Turning their backs to the slaughter, Moriana and Darl Rhadaman rode north. North to the Mystic Mountains and the last stronghold of the ancient enemies of mankind.
'We're too late.' Fost Longstrider slumped in the high pommelled saddle atop his riding bear. The beast grunted sympathy with his master's despair. 'The battle is already lost.'
His companion made a bitter sound. She was a tall woman, with a brush of cropped red hair, high cheekbones, slightly slanted eyes of brown. Her mail hauberk clanked as she raised one arm.
'No, 'tis won,' she said, pointing. 'For them.' Her outstretched finger indicated carrion crows gathering like mourners around the bodies. Larger birds stalked among them, naked heads bowed and aggressively pecking for a larger share of the fine meal. Fost smiled in grim appreciation of the rolling wheel of death and life. One side, the other side, human, dog, eagle – it was all the same to vultures. Whatever misfortune befell others, they fed. And prospered.
Fost and Jennas rested their tired bears in a copse beyond what had been the right flank of the Sky City army. The field lay deserted now, save for the dead – and the feeding vultures.

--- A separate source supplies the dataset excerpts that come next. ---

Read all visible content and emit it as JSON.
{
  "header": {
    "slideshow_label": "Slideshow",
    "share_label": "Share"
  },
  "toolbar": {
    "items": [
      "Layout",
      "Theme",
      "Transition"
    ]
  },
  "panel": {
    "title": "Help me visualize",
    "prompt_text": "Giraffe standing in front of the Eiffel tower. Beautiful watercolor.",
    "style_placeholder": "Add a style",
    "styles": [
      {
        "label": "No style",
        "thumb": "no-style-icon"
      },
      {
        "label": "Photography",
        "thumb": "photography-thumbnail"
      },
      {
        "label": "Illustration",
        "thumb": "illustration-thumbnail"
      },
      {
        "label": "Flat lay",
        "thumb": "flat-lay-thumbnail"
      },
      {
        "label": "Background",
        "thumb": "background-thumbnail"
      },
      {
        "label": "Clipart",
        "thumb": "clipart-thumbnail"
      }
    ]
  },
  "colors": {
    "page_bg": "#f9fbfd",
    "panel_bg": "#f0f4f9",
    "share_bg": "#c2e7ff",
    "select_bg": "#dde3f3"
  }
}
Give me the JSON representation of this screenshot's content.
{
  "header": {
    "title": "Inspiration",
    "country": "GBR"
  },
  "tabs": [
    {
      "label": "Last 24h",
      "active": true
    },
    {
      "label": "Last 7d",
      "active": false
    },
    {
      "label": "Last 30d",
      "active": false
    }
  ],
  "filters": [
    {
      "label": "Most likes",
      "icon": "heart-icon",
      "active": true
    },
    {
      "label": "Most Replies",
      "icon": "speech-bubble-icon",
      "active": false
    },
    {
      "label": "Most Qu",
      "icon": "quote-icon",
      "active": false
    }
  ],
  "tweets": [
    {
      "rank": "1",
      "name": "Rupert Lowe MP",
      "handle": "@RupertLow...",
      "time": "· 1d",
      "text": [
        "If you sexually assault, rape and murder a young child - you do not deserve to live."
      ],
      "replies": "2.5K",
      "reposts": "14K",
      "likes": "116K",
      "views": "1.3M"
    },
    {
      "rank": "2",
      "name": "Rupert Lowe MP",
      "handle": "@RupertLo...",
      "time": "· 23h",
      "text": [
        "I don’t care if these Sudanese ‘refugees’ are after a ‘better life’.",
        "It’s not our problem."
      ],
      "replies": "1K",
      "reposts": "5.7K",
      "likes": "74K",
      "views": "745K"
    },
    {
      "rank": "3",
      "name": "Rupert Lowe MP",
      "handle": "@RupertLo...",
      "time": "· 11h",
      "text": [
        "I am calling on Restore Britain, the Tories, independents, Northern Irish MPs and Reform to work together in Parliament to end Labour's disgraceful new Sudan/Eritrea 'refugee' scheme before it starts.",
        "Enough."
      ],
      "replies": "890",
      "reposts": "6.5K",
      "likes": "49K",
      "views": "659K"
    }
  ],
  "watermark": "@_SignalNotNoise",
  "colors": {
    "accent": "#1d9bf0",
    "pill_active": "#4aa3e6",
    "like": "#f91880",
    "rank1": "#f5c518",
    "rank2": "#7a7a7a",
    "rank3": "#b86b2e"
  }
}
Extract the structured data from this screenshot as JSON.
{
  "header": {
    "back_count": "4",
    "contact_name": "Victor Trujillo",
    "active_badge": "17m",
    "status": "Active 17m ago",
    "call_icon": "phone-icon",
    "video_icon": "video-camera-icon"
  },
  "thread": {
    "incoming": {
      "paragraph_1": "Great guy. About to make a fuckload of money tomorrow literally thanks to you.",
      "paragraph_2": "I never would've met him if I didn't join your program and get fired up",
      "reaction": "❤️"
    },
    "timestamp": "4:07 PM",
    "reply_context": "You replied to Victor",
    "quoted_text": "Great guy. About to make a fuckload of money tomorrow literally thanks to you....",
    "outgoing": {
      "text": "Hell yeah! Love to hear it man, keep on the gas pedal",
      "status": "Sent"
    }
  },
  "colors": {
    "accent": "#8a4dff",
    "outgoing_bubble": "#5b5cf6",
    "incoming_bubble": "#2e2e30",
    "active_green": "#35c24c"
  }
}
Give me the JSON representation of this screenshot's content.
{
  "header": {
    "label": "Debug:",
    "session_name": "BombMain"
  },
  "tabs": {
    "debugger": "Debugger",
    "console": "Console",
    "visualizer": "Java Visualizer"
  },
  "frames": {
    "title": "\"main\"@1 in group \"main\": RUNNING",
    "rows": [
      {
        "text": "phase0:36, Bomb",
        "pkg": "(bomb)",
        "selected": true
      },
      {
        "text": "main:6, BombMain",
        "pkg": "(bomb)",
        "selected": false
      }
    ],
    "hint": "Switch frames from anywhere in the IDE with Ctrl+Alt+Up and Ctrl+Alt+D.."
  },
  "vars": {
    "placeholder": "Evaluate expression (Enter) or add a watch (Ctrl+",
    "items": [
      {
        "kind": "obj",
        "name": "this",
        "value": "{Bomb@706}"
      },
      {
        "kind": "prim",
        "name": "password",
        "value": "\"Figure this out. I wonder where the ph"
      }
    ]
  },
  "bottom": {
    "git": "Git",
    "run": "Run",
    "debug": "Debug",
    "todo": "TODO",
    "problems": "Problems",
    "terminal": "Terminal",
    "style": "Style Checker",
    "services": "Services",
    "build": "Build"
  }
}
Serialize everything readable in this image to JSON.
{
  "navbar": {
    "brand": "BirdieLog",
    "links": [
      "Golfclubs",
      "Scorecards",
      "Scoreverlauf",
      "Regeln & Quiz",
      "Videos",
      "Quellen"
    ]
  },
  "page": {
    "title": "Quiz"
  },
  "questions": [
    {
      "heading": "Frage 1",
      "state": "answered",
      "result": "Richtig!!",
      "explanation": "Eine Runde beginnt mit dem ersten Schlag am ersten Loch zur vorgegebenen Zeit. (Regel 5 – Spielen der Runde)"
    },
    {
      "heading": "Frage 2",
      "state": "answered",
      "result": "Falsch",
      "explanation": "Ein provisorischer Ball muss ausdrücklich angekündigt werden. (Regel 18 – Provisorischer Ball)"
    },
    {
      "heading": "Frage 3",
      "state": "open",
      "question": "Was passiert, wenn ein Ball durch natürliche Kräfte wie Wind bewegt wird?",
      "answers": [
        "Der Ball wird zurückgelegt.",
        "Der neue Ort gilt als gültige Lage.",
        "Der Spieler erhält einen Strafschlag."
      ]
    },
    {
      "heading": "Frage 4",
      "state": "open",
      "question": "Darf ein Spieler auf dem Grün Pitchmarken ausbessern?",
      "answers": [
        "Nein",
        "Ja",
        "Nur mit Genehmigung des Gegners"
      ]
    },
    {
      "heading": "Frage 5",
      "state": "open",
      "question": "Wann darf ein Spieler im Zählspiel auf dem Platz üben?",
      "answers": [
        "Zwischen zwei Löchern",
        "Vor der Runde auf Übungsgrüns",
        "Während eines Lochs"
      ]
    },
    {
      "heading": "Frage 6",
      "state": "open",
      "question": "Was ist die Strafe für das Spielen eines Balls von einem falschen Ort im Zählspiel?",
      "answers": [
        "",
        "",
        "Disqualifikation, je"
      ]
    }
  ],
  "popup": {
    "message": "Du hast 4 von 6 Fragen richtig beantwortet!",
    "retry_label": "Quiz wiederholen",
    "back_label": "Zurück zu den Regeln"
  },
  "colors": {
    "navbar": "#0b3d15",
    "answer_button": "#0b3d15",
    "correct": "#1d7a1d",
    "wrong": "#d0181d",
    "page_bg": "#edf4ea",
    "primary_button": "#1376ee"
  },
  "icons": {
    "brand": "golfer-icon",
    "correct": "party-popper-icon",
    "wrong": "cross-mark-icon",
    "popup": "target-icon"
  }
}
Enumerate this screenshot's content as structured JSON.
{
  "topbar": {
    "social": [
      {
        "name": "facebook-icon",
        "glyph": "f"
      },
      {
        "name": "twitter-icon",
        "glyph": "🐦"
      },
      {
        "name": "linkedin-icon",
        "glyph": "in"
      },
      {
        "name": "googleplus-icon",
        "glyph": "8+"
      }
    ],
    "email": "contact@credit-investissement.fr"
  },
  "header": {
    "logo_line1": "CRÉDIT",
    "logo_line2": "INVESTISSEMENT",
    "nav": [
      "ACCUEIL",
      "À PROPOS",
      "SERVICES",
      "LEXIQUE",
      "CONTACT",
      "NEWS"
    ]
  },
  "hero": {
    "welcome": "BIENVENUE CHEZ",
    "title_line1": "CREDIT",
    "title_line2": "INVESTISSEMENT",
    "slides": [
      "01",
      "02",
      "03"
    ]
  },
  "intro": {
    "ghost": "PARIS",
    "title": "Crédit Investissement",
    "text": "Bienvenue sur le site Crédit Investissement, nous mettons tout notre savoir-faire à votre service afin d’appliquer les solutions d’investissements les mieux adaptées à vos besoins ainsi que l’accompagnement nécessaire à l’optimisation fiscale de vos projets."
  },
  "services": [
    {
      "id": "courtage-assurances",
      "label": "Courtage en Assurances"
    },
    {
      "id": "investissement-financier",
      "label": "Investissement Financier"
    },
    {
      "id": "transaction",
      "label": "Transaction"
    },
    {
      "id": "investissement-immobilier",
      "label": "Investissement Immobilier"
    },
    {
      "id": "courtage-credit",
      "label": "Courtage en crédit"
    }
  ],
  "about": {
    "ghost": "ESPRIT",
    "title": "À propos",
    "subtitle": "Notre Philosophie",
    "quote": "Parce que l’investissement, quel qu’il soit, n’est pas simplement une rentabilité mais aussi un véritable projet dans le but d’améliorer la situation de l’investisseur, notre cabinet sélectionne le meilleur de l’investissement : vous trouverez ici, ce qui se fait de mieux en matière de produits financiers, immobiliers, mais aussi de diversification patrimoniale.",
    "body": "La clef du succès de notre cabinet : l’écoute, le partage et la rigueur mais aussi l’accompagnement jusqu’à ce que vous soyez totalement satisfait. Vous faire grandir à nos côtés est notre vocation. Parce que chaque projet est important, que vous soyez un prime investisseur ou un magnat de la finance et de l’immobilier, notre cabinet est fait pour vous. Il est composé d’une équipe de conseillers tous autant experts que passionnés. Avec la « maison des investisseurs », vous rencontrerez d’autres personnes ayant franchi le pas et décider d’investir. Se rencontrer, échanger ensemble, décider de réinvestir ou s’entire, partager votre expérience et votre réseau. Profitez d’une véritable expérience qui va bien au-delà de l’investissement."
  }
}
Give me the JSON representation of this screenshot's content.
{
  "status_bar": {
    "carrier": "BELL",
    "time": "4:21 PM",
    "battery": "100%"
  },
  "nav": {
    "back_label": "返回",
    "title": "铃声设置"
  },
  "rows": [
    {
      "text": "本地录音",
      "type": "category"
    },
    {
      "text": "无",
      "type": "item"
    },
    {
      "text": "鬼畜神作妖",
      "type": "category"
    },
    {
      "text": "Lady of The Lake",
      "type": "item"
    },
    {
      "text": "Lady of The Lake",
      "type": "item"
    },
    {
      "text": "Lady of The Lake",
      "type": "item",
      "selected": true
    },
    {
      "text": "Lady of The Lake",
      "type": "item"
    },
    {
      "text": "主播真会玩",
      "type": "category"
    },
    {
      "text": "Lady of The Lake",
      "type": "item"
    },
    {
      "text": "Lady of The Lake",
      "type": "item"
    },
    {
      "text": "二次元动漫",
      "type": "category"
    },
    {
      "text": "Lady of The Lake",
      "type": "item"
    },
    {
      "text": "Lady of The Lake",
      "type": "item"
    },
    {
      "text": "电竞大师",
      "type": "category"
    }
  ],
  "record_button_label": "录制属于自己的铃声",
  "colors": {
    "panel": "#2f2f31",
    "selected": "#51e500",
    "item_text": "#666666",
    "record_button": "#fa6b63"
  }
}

It had been a long, desperate journey from the south where his lovely and beloved Moriana had left him dead in a city swallowed by a glacier. It seemed half a hundred years since his sorcerous resurrection by the Amulet of Living Flame, since he and Jennas, hetwoman of the nomadic Ust'alaykits, had arrived in Tolviroth Acerte, the City of Bankers, to find that the Princess Moriana had departed days, hours even, before they appeared. Now they had missed her again.
Fost considered Moriana's possible fate. Fled? Killed? Captured? The thought of the latter possibility turned him cold. Capture meant return to the Sky City to face the vengeance of her sister Synalon – and of her cousin Rann, warrior, genius, sadist. Death would be better by far.
They rode on through the eerie stillness of dusk. Fost couldn't rid himself of the sensation that the limp bodies strewn so recklessly about would rise up at any instant with a friendly greeting or outstretched hand. He was no stranger to death; he'd dealt it himself on occasion. But he had little experience with such wholesale slaughter. And no stomach for it at all.
He had been horrified at the carnage at the battles of the cliffs, when he'd helped the People of Ust defeat the Badger Clan and their foul shaman. That had been the mildest of diversions compared to this awful carnage. Together in a heap to Fost's right lay more men and women than lived in either Bear or Badger tribe. He shuddered. He wanted to throw up.